Marco Simoncelli wird am Dienstag in Rom erwartet, sein Vater wird ihn auf diesem letzten Flug begleiten, wie immer. Er wird wohl am Mittwoch in seinem Heimatstädtchen Coriano begraben werden, am Abend spielt sein Lieblingsverein AC Mailand gegen Parma. SuperSic hatte für das Spiel schon eine Karte.

In zwei Wochen wird in Valencia/Spanien die Moto-GP-Saison zu Ende gehen.

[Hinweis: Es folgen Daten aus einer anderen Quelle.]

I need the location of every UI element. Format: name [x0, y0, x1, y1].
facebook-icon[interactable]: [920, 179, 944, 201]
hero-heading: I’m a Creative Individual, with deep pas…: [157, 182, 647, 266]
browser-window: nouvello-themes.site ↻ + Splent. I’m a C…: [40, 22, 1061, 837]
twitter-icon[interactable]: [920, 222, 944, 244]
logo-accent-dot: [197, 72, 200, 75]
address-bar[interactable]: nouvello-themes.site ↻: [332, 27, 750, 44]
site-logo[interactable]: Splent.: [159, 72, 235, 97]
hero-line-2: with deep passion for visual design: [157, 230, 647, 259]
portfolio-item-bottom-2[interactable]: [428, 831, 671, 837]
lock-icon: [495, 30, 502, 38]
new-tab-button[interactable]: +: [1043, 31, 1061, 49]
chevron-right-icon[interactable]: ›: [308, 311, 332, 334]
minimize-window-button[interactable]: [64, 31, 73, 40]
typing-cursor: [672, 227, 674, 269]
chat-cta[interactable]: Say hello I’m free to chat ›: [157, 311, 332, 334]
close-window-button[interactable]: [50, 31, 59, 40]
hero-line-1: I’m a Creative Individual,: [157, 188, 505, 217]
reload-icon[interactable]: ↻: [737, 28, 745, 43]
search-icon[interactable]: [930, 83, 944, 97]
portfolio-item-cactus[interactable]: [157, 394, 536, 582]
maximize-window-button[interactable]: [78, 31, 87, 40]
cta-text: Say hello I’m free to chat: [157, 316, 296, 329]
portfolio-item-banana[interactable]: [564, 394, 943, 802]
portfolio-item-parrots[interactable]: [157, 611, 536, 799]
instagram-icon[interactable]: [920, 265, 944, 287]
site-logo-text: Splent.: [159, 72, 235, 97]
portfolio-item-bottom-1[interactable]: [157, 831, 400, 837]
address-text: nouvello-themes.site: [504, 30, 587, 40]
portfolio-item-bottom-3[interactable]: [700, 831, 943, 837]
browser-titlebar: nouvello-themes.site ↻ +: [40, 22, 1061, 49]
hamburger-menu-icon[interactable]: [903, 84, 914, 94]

Wird es die letzte sein für den großen Valentino Rossi? "Valentino denkt absolut nicht daran, seine Karriere zu beenden", versicherte am Montag ein Sprecher; das Dementi kam zu eilig, um nicht verdächtig zu wirken. Rossi ist 32, er jagt schon eine ganze Weile jenen Erfolgen hinterher, die er früher so leichtherzig einfuhr, derzeit ist er auf Platz sieben der Fahrerwertung. Die Frage, ob er bleibt oder geht, wird nach dem Tod von Marco Simoncelli den Motorsport weitaus mehr beschäftigen als das statistische Detail von Casey Stoners vorzeitigem Gewinn des Weltmeistertitels.